The requirement for a land use plan precedes the territory and was outlined in the 1993 Nunavut agreement. It’s supposed to serve as the framework for development and conservation in Nunavut.
But it has seen delay after delay with multiple drafts being formed by the Nunavut Planning Commission but never implemented. Drafts were introduced in 2016, 2021 and 2023.
“It’s overdue, in the absence of a plan these mining companies are creeping into calving grounds themselves because there’s no protection today,” says Okalik. “So as an Inuk today, on Baffin Island, I can’t hunt caribou because we’re trying to protect the population. But the mining companies have no restriction whatsoever on depleting the actual caribou population with accessing calving grounds. They’re depleting the caribou population without regulation.”

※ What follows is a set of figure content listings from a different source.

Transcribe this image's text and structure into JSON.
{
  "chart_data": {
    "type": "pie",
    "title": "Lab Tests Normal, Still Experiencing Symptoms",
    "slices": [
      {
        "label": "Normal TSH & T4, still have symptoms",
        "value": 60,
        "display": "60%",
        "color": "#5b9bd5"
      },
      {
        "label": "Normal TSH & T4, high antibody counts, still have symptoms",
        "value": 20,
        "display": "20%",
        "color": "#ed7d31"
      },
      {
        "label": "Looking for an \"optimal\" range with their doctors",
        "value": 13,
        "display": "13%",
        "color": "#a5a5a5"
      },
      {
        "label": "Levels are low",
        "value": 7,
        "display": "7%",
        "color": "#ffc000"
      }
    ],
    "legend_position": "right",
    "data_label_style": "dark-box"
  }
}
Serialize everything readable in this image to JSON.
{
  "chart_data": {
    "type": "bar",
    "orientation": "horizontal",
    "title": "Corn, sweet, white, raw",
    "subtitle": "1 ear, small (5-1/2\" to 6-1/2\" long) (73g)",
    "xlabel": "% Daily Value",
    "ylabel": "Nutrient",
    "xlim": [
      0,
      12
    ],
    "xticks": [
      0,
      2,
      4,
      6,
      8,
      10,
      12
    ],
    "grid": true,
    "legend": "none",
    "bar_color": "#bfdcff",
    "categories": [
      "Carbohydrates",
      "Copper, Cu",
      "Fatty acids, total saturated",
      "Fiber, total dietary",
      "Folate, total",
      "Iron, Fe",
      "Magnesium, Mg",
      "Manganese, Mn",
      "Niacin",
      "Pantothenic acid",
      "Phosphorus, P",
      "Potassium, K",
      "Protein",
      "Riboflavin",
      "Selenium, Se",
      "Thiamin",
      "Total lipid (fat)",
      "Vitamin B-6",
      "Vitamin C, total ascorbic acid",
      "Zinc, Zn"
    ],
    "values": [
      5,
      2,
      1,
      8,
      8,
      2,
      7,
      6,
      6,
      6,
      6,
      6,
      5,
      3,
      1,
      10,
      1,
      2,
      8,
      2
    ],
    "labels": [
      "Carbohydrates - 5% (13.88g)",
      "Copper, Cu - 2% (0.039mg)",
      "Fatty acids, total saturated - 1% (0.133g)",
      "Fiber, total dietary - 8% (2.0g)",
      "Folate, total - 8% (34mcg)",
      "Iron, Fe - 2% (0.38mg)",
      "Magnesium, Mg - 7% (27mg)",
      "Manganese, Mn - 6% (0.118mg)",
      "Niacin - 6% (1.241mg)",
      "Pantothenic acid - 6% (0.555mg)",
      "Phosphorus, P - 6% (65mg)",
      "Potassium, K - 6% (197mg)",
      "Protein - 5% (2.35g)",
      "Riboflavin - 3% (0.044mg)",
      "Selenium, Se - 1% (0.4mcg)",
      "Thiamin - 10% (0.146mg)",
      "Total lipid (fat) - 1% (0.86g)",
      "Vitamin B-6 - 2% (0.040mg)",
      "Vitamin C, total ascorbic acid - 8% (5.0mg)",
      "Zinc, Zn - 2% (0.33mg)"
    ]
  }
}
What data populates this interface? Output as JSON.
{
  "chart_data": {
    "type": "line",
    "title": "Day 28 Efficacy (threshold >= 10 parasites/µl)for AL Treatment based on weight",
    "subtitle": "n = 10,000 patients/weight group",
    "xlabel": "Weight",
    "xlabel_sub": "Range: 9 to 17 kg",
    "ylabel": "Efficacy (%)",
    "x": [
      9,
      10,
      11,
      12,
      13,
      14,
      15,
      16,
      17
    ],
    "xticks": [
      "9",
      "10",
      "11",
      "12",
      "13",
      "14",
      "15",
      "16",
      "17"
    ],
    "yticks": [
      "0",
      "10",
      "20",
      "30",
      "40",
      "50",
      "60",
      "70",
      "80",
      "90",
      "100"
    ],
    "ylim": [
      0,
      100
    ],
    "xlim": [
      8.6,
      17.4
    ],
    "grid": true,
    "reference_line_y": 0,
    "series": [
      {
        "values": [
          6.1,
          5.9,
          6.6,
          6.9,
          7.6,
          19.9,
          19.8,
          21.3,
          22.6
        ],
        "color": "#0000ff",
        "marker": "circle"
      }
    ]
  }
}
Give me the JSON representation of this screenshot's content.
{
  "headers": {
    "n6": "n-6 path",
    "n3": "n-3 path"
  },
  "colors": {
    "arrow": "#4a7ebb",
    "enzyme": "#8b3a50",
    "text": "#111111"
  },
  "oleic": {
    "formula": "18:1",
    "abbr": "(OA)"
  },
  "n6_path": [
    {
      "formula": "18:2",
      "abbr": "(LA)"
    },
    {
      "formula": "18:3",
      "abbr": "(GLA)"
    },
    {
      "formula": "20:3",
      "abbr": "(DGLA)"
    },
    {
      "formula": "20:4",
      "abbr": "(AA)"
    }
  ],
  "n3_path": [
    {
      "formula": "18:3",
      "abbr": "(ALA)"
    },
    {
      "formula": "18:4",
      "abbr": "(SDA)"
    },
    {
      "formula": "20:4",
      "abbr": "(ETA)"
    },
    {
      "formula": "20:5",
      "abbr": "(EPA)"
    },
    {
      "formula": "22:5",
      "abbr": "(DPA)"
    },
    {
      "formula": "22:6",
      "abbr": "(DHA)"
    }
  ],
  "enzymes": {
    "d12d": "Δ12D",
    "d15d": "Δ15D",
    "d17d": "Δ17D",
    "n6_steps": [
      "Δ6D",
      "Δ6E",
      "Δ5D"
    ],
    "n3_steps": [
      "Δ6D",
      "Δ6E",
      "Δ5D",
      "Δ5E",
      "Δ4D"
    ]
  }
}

Food is expensive in Nunavut – so for Inuit, caribou, or tuktu, is a staple and hunting is more viable.
Hunting caribou on Baffin Island and other areas is carefully managed by the Nunavut Wildlife Management Board. The board manages how many caribou Inuit can hunt.
“This is one part of the country, where we can do something about our traditional grounds as Indigenous peoples,” says Okalik. “This is one place in the country where we can say, off-limits here, this is a traditional part of our land or calving grounds that our forefathers would never venture into because they did not want to disturb the calving activity of our caribou for instance.
“This is something we can tackle with the land use plan and the current tool that we are allowed to use today.”
The Nunavut Planning Commission submitted its 2023 Nunavut land use plan for approval to Nunavut Tunngavik Incorporated and the territorial and federal governments in June. There hasn’t been an update yet.
In an email, Indigenous Services and Crown-Indigenous Relations and Northern Affairs Canada said they’re currently reviewing the plan with their counterparts and added they recognize the importance of the land use plan for Nunavummiut.
“The Government of Canada is reviewing the Commission’s recommended plan and is evaluating how the proposals identified in submissions of all participants during the Commission’s 2021 review process have been considered,” wrote Jacinthe Goulet, media relations contact for Indigenous Services and Crown-Indigenous Relations and Northern Affairs Canada.
“The Government of Canada is also conducting joint Crown consultation with the Government of Nunavut to assure that the duty to consult has been met. This, in combination with our review and discussions with the Government of Nunavut and Nunavut Tunngavik Incorporated, will inform the Government of Canada’s position on the recommended plan.”
APTN News reached out to NTI and the territorial government but didn’t hear back.